We listened to another great talk by Jessica Garson, a developer at Twitter, on how she used Python to solve a notorious problem faced by all New Yorkers: parking in the city. Jessica explained how she used data to take this issue into her own hands—she’s now mastered her daily street parking routine and avoids getting parking tickets.

These discussions reminded us to always take a real-world approach to solving the issues we face on a day to day basis at Hux. While we do have deep learning and other “trendy” techniques at our fingertips—thanks to advancements in AI—we can solve the same challenges faster and using fewer resources with tried and true tools that might not be as hyped or marketed. Remember, just because it’s a hot topic, doesn’t mean it’s the best tool in your arsenal for that specific problem.

Reduce your runtime, keep your operational team happy

Hux’s talk focused on real-world recommendations for how to reduce AI pipeline runtime—including platform architecture, continuous integration, which Spark configuration to use, and how to deploy these tools into production. We decided to tackle a frequent issue and provide executable tips for optimizing models on behalf of clients using PyPy, but also touched on the limitations that can be faced with PyPy instead of CPython.

The audience had some excellent, technical follow-up questions after the presentation, including Hichame El Khalfi and Deepshikha Gandhi’s experience with Terraform and infrastructure as code, and how they automated their Hadoop cluster deployments using Ansible modules in Python.

You might not need to go “deep”

Deep learning is a type of machine learning where artificial neural networks, algorithms that imitate the workings of the human brain, process and learn from large amounts of data.
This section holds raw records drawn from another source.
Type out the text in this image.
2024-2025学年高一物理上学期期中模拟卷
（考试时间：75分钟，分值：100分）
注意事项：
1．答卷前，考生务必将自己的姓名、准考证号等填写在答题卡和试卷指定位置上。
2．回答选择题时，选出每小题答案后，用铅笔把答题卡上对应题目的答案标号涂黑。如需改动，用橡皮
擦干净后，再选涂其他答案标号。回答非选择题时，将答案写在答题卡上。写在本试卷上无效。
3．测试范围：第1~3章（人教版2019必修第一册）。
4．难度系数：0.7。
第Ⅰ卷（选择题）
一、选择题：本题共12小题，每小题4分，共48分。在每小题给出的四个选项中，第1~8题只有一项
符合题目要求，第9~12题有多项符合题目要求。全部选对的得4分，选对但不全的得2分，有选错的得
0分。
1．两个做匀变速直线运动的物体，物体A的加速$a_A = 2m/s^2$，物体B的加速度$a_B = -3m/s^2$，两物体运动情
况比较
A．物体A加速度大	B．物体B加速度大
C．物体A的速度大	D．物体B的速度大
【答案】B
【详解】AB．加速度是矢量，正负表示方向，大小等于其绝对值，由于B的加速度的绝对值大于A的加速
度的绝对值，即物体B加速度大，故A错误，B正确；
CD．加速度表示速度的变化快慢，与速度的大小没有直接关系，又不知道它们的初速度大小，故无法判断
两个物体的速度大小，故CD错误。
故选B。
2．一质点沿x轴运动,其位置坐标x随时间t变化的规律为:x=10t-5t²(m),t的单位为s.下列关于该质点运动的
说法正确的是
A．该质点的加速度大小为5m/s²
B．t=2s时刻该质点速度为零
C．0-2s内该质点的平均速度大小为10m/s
While deep learning is an important tool for solving a specific set of problems using fewer resources, it’s not necessarily the best solution for every issue.

We heard time and time again that there are often simpler ways to solve problems using techniques that have been around for much longer but might not be as buzzy. Brad Miro, a developer programs engineer at Google, discussed techniques and methods for distributing machine learning training, including data parallelism and model parallelism. He gave the audience an overview of how to build scalable machine learning systems using Python. Following that theme, Gabe Levine and Jonathan Arfa talked about how the easier-to-use algorithms like Gradient Boosted Trees (GBTs) can solve your benchmark problems without the headache and uncertainty that often come with neural networks.

At Hux, machine learning and the extensive set of machine learning tools within the Python ecosystem are fundamental to what we deliver. This refreshing shift in perspective reminds us that we often already have the tools to deliver the right message and content on the right channel at the right time.

Intersection of work life, open source life, and real life

A handful of the discussions at PyGotham focused on an incredibly important topic: mental health.

There were discussions about how open source—or publicly accessible software code—can prevent burnout for the Python community, and how we need to work together to better sustain the infrastructure of open source projects. We also heard a powerful talk from Piper Thunstrom, who discussed her experiences transitioning publicly in the New York City Python community. She explained how she has begun to accept her career success in the developer world and move on from her perceived failures of the past.

The conference gave us the opportunity to meet the humans behind the personas we’ve interacted with online and build stronger bonds with the larger Python community. The discussions energized and inspired us to take on programming challenges in new ways, and we can’t wait to get to work.